The war made the need for joint force obvious, but that did not mean the amalgamation of the services under the Department of Defense in 1947 was not contentious. Personnel in all services saw the legislation — which also established the U.S. Air Force and the Central Intelligence Agency — as a lessening of influence.
Bradley had been the Army chief of staff when President Harry S. Truman tapped him to become the chairman of the Joint Chiefs of Staff. The chiefs consisted of the chairman, the Army chief of staff, the chief of naval operations and the Air Force chief of staff.
The Marine Corps commandant was an advisor. A Marine did not become a member of the Joint Chiefs of Staff until 1978.
The chiefs served as military advisors to the president, defense secretary and other members of the National Security Council.
Bradley was the logical choice for the new position. He commanded the 12th Army Group in Europe during World War II. With a combat strength of 1.3 million soldiers in four field armies, it remains the largest U.S. Army formation in history.
Bradley was called "the G.I.'s General" for his concern for soldiers, and he commanded troops from the Tunisia campaign, through Normandy to the Battle of the Bulge to VE-Day on May 8, 1945. A graduate of the U.S. Military Academy at West Point, New York, he was a classmate of General of the Army Dwight D. Eisenhower and a protegee of General of the Army George C. Marshall.

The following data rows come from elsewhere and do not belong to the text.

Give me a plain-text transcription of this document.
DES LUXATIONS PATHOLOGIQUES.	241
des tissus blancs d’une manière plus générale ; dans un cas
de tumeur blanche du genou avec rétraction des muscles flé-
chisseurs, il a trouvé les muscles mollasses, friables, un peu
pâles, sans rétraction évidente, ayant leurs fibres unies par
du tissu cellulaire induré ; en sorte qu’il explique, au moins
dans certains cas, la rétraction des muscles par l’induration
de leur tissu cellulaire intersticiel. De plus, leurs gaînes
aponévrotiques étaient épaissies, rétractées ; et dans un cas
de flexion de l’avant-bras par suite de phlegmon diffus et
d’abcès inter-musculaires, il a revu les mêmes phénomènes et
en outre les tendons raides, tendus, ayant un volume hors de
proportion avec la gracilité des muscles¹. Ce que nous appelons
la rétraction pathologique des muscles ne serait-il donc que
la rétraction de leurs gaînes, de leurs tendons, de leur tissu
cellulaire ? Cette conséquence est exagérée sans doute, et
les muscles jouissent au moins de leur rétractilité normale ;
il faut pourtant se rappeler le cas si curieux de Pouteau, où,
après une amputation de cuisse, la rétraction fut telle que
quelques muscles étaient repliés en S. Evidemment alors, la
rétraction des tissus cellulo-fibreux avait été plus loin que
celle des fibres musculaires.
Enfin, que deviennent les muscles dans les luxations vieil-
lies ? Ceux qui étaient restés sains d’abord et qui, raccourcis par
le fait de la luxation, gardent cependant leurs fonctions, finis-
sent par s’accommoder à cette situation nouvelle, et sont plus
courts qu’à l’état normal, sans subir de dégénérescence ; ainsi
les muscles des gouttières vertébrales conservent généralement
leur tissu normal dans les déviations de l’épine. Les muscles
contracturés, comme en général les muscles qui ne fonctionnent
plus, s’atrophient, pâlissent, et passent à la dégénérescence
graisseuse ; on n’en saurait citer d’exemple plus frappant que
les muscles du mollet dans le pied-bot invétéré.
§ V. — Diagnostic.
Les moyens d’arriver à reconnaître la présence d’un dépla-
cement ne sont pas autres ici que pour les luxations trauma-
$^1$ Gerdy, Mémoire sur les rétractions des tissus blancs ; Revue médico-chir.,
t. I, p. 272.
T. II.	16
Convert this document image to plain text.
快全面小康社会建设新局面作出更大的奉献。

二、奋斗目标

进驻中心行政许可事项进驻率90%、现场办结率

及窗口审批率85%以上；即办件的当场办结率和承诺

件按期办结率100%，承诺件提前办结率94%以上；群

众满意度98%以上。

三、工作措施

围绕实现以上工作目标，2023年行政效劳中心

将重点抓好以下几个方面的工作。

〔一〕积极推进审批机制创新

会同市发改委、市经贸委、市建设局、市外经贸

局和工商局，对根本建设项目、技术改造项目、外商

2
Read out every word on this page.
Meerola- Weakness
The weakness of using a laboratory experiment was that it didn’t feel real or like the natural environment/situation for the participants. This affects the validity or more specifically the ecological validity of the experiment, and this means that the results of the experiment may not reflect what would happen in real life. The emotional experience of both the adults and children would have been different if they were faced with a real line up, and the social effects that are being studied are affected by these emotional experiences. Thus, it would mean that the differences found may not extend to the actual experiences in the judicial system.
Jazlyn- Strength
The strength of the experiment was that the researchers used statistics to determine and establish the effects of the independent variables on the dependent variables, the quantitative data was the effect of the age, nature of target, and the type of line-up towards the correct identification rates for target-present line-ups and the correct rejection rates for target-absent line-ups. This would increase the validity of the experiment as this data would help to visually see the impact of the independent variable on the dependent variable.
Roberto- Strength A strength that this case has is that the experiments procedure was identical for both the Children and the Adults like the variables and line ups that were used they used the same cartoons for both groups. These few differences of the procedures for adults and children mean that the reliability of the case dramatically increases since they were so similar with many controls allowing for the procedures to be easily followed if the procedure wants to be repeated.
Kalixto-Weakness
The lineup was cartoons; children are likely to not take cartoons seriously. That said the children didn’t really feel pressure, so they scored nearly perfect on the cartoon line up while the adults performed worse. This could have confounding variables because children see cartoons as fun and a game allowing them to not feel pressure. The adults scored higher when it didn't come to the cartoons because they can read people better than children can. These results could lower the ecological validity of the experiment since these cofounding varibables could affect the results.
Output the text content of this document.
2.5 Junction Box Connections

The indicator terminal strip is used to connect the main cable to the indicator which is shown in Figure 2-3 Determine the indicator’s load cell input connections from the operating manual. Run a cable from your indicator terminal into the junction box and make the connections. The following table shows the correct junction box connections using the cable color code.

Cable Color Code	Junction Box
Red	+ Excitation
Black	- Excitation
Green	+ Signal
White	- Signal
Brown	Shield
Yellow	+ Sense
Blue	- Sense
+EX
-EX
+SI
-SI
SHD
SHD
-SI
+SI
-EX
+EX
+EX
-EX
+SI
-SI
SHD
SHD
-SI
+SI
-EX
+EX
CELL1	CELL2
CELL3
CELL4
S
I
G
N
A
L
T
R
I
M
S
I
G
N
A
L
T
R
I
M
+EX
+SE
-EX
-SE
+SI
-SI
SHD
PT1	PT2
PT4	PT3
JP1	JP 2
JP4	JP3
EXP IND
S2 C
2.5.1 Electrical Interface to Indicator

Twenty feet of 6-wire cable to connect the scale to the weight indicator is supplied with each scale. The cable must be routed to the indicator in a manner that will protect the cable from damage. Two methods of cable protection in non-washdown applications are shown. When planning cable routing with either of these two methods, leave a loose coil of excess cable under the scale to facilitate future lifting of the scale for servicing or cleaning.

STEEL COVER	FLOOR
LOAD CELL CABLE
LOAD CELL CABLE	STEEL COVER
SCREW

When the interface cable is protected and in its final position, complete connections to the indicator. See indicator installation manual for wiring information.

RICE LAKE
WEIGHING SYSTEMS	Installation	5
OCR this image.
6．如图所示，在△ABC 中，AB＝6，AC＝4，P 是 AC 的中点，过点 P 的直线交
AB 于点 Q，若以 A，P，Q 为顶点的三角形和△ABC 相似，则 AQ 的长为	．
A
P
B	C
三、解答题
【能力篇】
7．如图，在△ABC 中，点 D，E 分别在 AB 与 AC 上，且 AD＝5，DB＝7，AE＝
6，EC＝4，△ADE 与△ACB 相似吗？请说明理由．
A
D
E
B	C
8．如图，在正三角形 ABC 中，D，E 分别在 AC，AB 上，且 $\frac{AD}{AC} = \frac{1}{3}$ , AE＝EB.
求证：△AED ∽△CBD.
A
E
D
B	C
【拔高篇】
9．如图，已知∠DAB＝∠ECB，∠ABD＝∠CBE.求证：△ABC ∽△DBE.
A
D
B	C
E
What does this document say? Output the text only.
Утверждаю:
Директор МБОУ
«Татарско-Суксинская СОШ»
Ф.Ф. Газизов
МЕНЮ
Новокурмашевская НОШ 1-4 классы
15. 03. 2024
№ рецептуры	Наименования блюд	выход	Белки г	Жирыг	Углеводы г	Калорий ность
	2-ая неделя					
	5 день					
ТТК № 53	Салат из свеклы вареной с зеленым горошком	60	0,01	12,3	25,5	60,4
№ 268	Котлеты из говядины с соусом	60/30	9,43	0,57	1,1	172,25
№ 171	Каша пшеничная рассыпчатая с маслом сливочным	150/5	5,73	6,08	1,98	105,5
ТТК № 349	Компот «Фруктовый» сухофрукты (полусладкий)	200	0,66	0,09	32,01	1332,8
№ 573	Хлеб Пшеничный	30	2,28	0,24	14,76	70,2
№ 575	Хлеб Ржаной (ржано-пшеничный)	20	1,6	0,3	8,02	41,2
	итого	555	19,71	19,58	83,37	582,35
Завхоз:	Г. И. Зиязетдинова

Defense Secretary Louis Johnson swore in Bradley during a Pentagon ceremony Aug. 16, 1949.
"I believe that by having a chairman, we can greatly improve the efficiency of the Joint Chiefs of Staff in our strategic planning and other duties with which we are charged," Bradley said in a newly discovered film of the event. "I must admit that I take this position with somewhat mixed feelings, because in a way it takes me away from the men and women of the Army who have been so loyal and helpful to me in carrying out my duties, not only as chief of staff, but in the years gone by."
Bradley's term as chairman was contentious, with North Korea invading South Korea in 1950, the Soviet Union solidifying its hold on Eastern Europe, and China consolidating communist hegemony in the world's most populous nation.
Bradley put the pressures of the job in perspective in testimony before the Senate Foreign Relations Committee in 1951: "The Joint Chiefs of Staff, in view of their global responsibilities and their perspective with respect to the worldwide strategic situation, are in a better position than any single theater commander to assess the risk of general war," he said. "Moreover, the Joint Chiefs of Staff are best able to judge our own military resources with which to meet that risk."
Other aspects Bradley handled were helping to establish NATO's command structure, negotiating among the U.S. services on strategies and funds, and rebuilding the U.S. armed forces, which – in the afterglow of victory in 1945, had been cut to the bone.
Bradley was promoted to General of the Army on Sept. 22, 1950 — the only chairman to attain five-star rank.